Avoiding Burnout Without Being a Jerk to Yourself or Others.
Burnout and boundaries: especially for sensitive people, managing the flow of energy into and out of the systems of our bodies is essential. In my One-Year Groups and in my audio course Shining Bright Without Burning Out, we explore this dynamic and how our natural state of energetic porousness affects us and our relationships. As you can imagine, it brings up a lot.
Not being a jerk to you
Burnout risk decreases when we understand our energetic temperaments and the energetic dynamics in our relationships. When we can adjust our boundaries based on our situations, that risk goes down further. This learning and adjustment process can show our past and present in a new light. In the clarity of that light, we may face some harsh realizations. (You may also feel vindicated about some things, so take heart!) Part of this work is being decent to yourself: patient, kind, and compassionate. Take appropriate responsibility but don’t berate yourself over every perceived mistake or shortcoming.
Whatever missteps or triumphs you’ve had in the past, pain or successes you are experiencing now, those things are not you; they are experiences. They are the weather in your ecosystem at a given time. Your spiritual self is whole, shining, and sacred, just as you are. Simultaneously, there are tools to help you experience life more enjoyably for yourself and in relationship to others.
As we want to be respected, so we should be respectful. So often, we focus on what we need and think of boundaries as a way to protect ourselves from what’s coming toward us from the outside. But what is coming from us and moving toward others and the environment is equally important. And we have much more control of the flow in that direction. We should safeguard others from us as much as we safeguard ourselves from others, bringing integrity into our relationships and interactions wherever we go as much as we ask that of others. If we are fuming about something, how do we process our anger in a healthy way? Do we spew that rage all around, hold it in, or manage it responsibly? If someone we love is suffering, are we compassionate, or do we turn away? Do we overshare and overwhelm others or calibrate ourselves? The permeable membrane of our energetic boundaries always goes both ways.
Not being a jerk to others
In boundary work, we often have examples of who or what affects us from the other side.
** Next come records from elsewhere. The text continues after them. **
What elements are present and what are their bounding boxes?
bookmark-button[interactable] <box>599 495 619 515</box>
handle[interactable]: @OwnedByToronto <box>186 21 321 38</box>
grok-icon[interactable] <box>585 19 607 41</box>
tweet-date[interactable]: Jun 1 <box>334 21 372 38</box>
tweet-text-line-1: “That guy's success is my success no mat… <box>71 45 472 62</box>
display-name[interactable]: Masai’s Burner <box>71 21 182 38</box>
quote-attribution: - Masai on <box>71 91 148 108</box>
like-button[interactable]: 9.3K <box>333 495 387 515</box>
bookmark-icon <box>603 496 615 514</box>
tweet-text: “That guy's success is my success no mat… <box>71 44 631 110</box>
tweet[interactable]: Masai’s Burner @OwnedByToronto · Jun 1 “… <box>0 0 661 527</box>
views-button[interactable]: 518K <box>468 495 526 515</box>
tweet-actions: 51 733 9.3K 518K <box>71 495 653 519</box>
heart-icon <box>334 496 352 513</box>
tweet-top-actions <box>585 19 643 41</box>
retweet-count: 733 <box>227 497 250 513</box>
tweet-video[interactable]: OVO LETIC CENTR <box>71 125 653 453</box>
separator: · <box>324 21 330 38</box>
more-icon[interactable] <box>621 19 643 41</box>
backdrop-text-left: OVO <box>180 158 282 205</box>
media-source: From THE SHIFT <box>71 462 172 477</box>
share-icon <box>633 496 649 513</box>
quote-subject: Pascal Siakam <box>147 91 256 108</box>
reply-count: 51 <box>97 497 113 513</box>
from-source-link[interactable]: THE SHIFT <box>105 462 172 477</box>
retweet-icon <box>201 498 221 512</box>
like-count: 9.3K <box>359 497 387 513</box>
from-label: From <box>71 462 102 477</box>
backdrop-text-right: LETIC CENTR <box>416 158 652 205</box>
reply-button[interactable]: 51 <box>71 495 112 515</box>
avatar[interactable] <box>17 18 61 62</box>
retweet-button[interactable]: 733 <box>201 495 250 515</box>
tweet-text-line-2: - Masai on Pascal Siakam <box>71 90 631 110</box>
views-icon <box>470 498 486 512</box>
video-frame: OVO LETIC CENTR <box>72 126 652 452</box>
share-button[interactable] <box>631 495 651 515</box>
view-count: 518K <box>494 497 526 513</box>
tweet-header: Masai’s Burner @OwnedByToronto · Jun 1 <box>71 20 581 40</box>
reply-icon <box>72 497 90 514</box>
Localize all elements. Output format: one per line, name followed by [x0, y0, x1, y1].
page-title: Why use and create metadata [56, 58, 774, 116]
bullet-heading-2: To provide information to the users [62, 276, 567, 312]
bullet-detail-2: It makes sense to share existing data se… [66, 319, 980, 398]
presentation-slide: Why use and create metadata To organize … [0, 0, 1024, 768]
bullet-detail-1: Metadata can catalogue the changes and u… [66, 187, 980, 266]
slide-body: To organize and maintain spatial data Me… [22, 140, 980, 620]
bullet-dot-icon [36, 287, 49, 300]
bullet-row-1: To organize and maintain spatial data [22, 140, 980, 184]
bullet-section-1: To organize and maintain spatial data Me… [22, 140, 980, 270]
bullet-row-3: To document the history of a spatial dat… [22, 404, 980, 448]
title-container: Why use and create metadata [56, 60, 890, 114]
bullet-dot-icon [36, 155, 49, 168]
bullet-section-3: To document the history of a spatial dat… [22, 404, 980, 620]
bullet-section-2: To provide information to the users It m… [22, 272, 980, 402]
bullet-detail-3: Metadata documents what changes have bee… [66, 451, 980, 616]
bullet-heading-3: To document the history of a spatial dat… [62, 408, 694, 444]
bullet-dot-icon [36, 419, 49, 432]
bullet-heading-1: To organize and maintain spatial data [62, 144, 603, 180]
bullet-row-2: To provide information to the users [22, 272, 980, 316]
That can be complicated. You may find yourself thinking about people who pushed your boundaries painfully or people you felt so comfortable with it was like you didn’t need a boundary at all. In my classes, we work with energetic archetypes, and it can be illuminating to see those archetypal traits in ourselves and the people we are close to.
This can be part of a larger healing process, but it’s personal work. Like many other labels and categorizations, we shouldn’t apply it to others without permission. For example, it wouldn’t be cool to start telling people what you think their energetic archetypes are, even if it was helpful to you in trying to create healthier relationships with them, healthier boundaries, and ultimately avoid potential issues like burnout. It crosses a line to tell them who you think they are if they haven’t given permission or asked for input. Much can be taken out of context and can cause more harm than good. This applies to psychological diagnoses, of course. I’m amazed at how often I hear people casually diagnosing others outside of a therapeutic space, especially when people have not asked for input. It can be damaging, disrespectful, and unethical.
The more we understand the nuances of energetic boundaries, the more impact we can have on our everyday lives. I’m consistently hearing about how working with the tools in this framework of the energy ecosystem and Shining Bright Without Burning Out makes a big impact.